Class AbstractHttpFetcher

java.lang.Object
com.norconex.collector.http.fetch.AbstractHttpFetcher
All Implemented Interfaces:
IHttpFetcher, IEventListener<Event>, IXMLConfigurable, EventListener, Consumer<Event>
Direct Known Subclasses:
GenericHttpFetcher, PhantomJSDocumentFetcher, WebDriverHttpFetcher

public abstract class AbstractHttpFetcher extends Object implements IHttpFetcher, IXMLConfigurable, IEventListener<Event>

Base class implementing the accept(Doc, HttpMethod) method using reference filters to determine if this fetcher will accept to fetch a URL and delegating the HTTP method check to its own accept(HttpMethod) abstract method.

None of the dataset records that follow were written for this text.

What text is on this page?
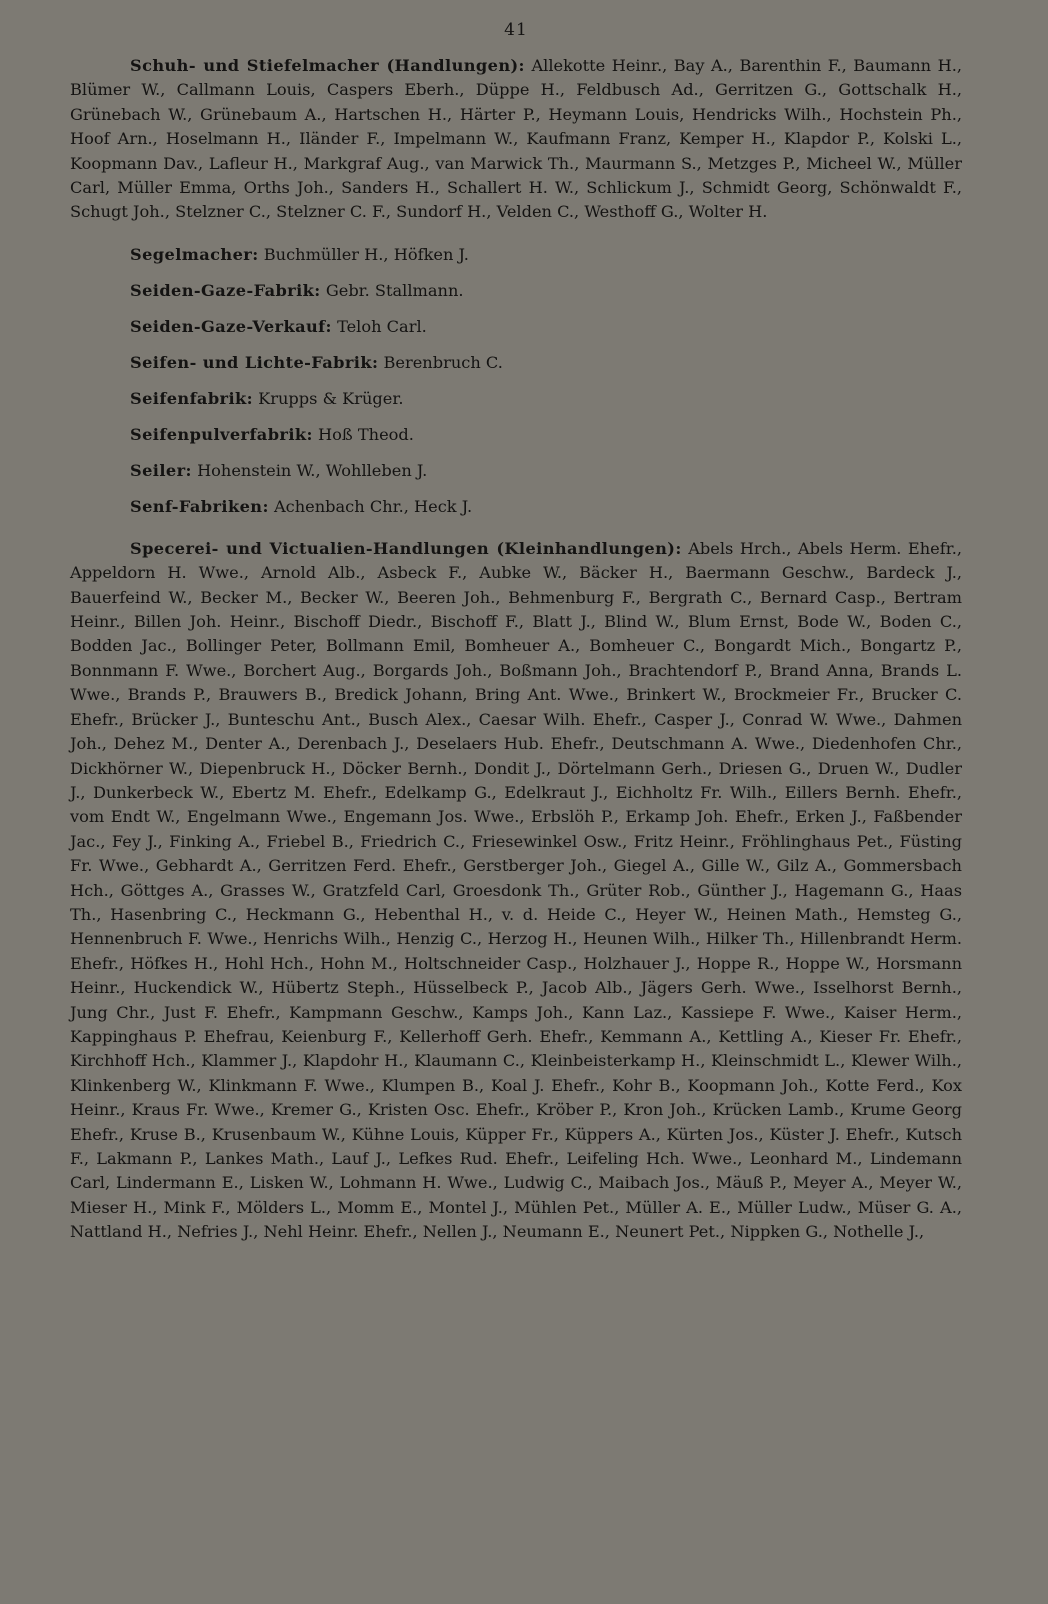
41

Schuh- und Stiefelmacher (Handlungen): Allekotte Heinr., Bay A., Barenthin F., Baumann H., Blümer W., Callmann Louis, Caspers Eberh., Düppe H., Feldbusch Ad., Gerritzen G., Gottschalk H., Grünebach W., Grünebaum A., Hartschen H., Härter P., Heymann Louis, Hendricks Wilh., Hochstein Ph., Hoof Arn., Hoselmann H., Iländer F., Impelmann W., Kaufmann Franz, Kemper H., Klapdor P., Kolski L., Koopmann Dav., Lafleur H., Markgraf Aug., van Marwick Th., Maurmann S., Metzges P., Micheel W., Müller Carl, Müller Emma, Orths Joh., Sanders H., Schallert H. W., Schlickum J., Schmidt Georg, Schönwaldt F., Schugt Joh., Stelzner C., Stelzner C. F., Sundorf H., Velden C., Westhoff G., Wolter H.

Segelmacher: Buchmüller H., Höfken J.
Seiden-Gaze-Fabrik: Gebr. Stallmann.
Seiden-Gaze-Verkauf: Teloh Carl.
Seifen- und Lichte-Fabrik: Berenbruch C.
Seifenfabrik: Krupps & Krüger.
Seifenpulverfabrik: Hoß Theod.
Seiler: Hohenstein W., Wohlleben J.
Senf-Fabriken: Achenbach Chr., Heck J.

Specerei- und Victualien-Handlungen (Kleinhandlungen): Abels Hrch., Abels Herm. Ehefr., Appeldorn H. Wwe., Arnold Alb., Asbeck F., Aubke W., Bäcker H., Baermann Geschw., Bardeck J., Bauerfeind W., Becker M., Becker W., Beeren Joh., Behmenburg F., Bergrath C., Bernard Casp., Bertram Heinr., Billen Joh. Heinr., Bischoff Diedr., Bischoff F., Blatt J., Blind W., Blum Ernst, Bode W., Boden C., Bodden Jac., Bollinger Peter, Bollmann Emil, Bomheuer A., Bomheuer C., Bongardt Mich., Bongartz P., Bonnmann F. Wwe., Borchert Aug., Borgards Joh., Boßmann Joh., Brachtendorf P., Brand Anna, Brands L. Wwe., Brands P., Brauwers B., Bredick Johann, Bring Ant. Wwe., Brinkert W., Brockmeier Fr., Brucker C. Ehefr., Brücker J., Bunteschu Ant., Busch Alex., Caesar Wilh. Ehefr., Casper J., Conrad W. Wwe., Dahmen Joh., Dehez M., Denter A., Derenbach J., Deselaers Hub. Ehefr., Deutschmann A. Wwe., Diedenhofen Chr., Dickhörner W., Diepenbruck H., Döcker Bernh., Dondit J., Dörtelmann Gerh., Driesen G., Druen W., Dudler J., Dunkerbeck W., Ebertz M. Ehefr., Edelkamp G., Edelkraut J., Eichholtz Fr. Wilh., Eillers Bernh. Ehefr., vom Endt W., Engelmann Wwe., Engemann Jos. Wwe., Erbslöh P., Erkamp Joh. Ehefr., Erken J., Faßbender Jac., Fey J., Finking A., Friebel B., Friedrich C., Friesewinkel Osw., Fritz Heinr., Fröhlinghaus Pet., Füsting Fr. Wwe., Gebhardt A., Gerritzen Ferd. Ehefr., Gerstberger Joh., Giegel A., Gille W., Gilz A., Gommersbach Hch., Göttges A., Grasses W., Gratzfeld Carl, Groesdonk Th., Grüter Rob., Günther J., Hagemann G., Haas Th., Hasenbring C., Heckmann G., Hebenthal H., v. d. Heide C., Heyer W., Heinen Math., Hemsteg G., Hennenbruch F. Wwe., Henrichs Wilh., Henzig C., Herzog H., Heunen Wilh., Hilker Th., Hillenbrandt Herm. Ehefr., Höfkes H., Hohl Hch., Hohn M., Holtschneider Casp., Holzhauer J., Hoppe R., Hoppe W., Horsmann Heinr., Huckendick W., Hübertz Steph., Hüsselbeck P., Jacob Alb., Jägers Gerh. Wwe., Isselhorst Bernh., Jung Chr., Just F. Ehefr., Kampmann Geschw., Kamps Joh., Kann Laz., Kassiepe F. Wwe., Kaiser Herm., Kappinghaus P. Ehefrau, Keienburg F., Kellerhoff Gerh. Ehefr., Kemmann A., Kettling A., Kieser Fr. Ehefr., Kirchhoff Hch., Klammer J., Klapdohr H., Klaumann C., Kleinbeisterkamp H., Kleinschmidt L., Klewer Wilh., Klinkenberg W., Klinkmann F. Wwe., Klumpen B., Koal J. Ehefr., Kohr B., Koopmann Joh., Kotte Ferd., Kox Heinr., Kraus Fr. Wwe., Kremer G., Kristen Osc. Ehefr., Kröber P., Kron Joh., Krücken Lamb., Krume Georg Ehefr., Kruse B., Krusenbaum W., Kühne Louis, Küpper Fr., Küppers A., Kürten Jos., Küster J. Ehefr., Kutsch F., Lakmann P., Lankes Math., Lauf J., Lefkes Rud. Ehefr., Leifeling Hch. Wwe., Leonhard M., Lindemann Carl, Lindermann E., Lisken W., Lohmann H. Wwe., Ludwig C., Maibach Jos., Mäuß P., Meyer A., Meyer W., Mieser H., Mink F., Mölders L., Momm E., Montel J., Mühlen Pet., Müller A. E., Müller Ludw., Müser G. A., Nattland H., Nefries J., Nehl Heinr. Ehefr., Nellen J., Neumann E., Neunert Pet., Nippken G., Nothelle J.,
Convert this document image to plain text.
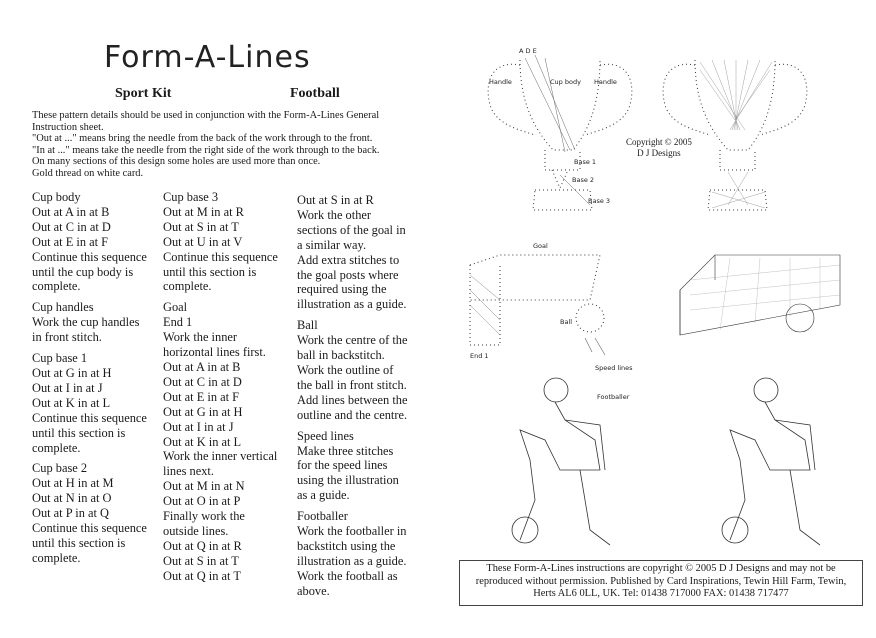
Form-A-Lines
Sport Kit	Football
These pattern details should be used in conjunction with the Form-A-Lines General
Instruction sheet.
"Out at ..." means bring the needle from the back of the work through to the front.
"In at ..." means take the needle from the right side of the work through to the back.
On many sections of this design some holes are used more than once.
Gold thread on white card.
Cup body
Out at A in at B
Out at C in at D
Out at E in at F
Continue this sequence
until the cup body is
complete.
Cup handles
Work the cup handles
in front stitch.
Cup base 1
Out at G in at H
Out at I in at J
Out at K in at L
Continue this sequence
until this section is
complete.
Cup base 2
Out at H in at M
Out at N in at O
Out at P in at Q
Continue this sequence
until this section is
complete.
Cup base 3
Out at M in at R
Out at S in at T
Out at U in at V
Continue this sequence
until this section is
complete.
Goal
End 1
Work the inner
horizontal lines first.
Out at A in at B
Out at C in at D
Out at E in at F
Out at G in at H
Out at I in at J
Out at K in at L
Work the inner vertical
lines next.
Out at M in at N
Out at O in at P
Finally work the
outside lines.
Out at Q in at R
Out at S in at T
Out at Q in at T
Out at S in at R
Work the other
sections of the goal in
a similar way.
Add extra stitches to
the goal posts where
required using the
illustration as a guide.
Ball
Work the centre of the
ball in backstitch.
Work the outline of
the ball in front stitch.
Add lines between the
outline and the centre.
Speed lines
Make three stitches
for the speed lines
using the illustration
as a guide.
Footballer
Work the footballer in
backstitch using the
illustration as a guide.
Work the football as
above.
Handle	Handle
Cup body
A D E
Base 1
Base 2
Base 3
Goal
Ball
Speed lines
Footballer
End 1
Copyright © 2005
D J Designs
These Form-A-Lines instructions are copyright © 2005 D J Designs and may not be
reproduced without permission. Published by Card Inspirations, Tewin Hill Farm, Tewin,
Herts AL6 0LL, UK. Tel: 01438 717000 FAX: 01438 717477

It also offers methods to overwrite in order to react to crawler startup and shutdown events.

XML configuration usage:

Subclasses inherit this IXMLConfigurable configuration:

XML configuration usage:


<referenceFilters>
  <!-- multiple "filter" tags allowed -->
  <filter
      class="(any reference filter class)">
    (Restrict usage of this fetcher to matching reference filters.
     Refer to the documentation for the IReferenceFilter implementation
     you are using here for usage details.)
  </filter>
</referenceFilters>

Usage example:

This filter example will restrict applying an HTTP Fetcher to URLs ending with ".pdf".

XML usage example:


<referenceFilters>
  <filter
      class="ReferenceFilter"
      onMatch="exclude">
    <valueMatcher
        method="regex">
      https://example\.com/pdfs/.*
    </valueMatcher>
  </filter>
</referenceFilters>
Since:
3.0.0
Author:
Pascal Essiembre
  • Constructor Details

    • AbstractHttpFetcher

      public AbstractHttpFetcher()
  • Method Details

    • getReferenceFilters

      public List<IReferenceFilter> getReferenceFilters()
      Gets reference filters
      Returns:
      reference filters
    • setReferenceFilters

      public void setReferenceFilters(IReferenceFilter... referenceFilters)
      Sets reference filters.
      Parameters:
      referenceFilters - reference filters to set
    • setReferenceFilters

      public void setReferenceFilters(List<IReferenceFilter> referenceFilters)
      Sets reference filters.
      Parameters:
      referenceFilters - the referenceFilters to set
    • accept

      public boolean accept(Doc doc, HttpMethod httpMethod)
      Specified by:
      accept in interface IHttpFetcher
    • accept

      protected abstract boolean accept(HttpMethod httpMethod)
      Whether the supplied HttpMethod is supported by this fetcher.
      Parameters:
      httpMethod - the HTTP method
      Returns:
      true if supported
    • accept

      public final void accept(Event event)
      Specified by:
      accept in interface Consumer<Event>
    • fetcherStartup

      protected void fetcherStartup(HttpCollector collector)
      Invoked once per fetcher instance, when the collector starts. Default implementation does nothing.
      Parameters:
      collector - collector
    • fetcherShutdown

      protected void fetcherShutdown(HttpCollector collector)
      Invoked once per fetcher when the collector ends. Default implementation does nothing.
      Parameters:
      collector - collector
    • fetcherThreadBegin

      protected void fetcherThreadBegin(HttpCrawler crawler)
      Invoked each time a crawler begins a new crawler thread if that thread is the current thread. Default implementation does nothing.
      Parameters:
      crawler - crawler
    • fetcherThreadEnd

      protected void fetcherThreadEnd(HttpCrawler crawler)
      Invoked each time a crawler ends an existing crawler thread if that thread is the current thread. Default implementation does nothing.
      Parameters:
      crawler - crawler
    • loadFromXML

      public final void loadFromXML(XML xml)
      Specified by:
      loadFromXML in interface IXMLConfigurable
    • saveToXML

      public final void saveToXML(XML xml)
      Specified by:
      saveToXML in interface IXMLConfigurable
    • loadHttpFetcherFromXML

      protected abstract void loadHttpFetcherFromXML(XML xml)
    • saveHttpFetcherToXML

      protected abstract void saveHttpFetcherToXML(XML xml)
    • equals

      public boolean equals(Object other)
      Overrides:
      equals in class Object
    • hashCode

      public int hashCode()
      Overrides:
      hashCode in class Object
    • toString

      public String toString()
      Overrides:
      toString in class Object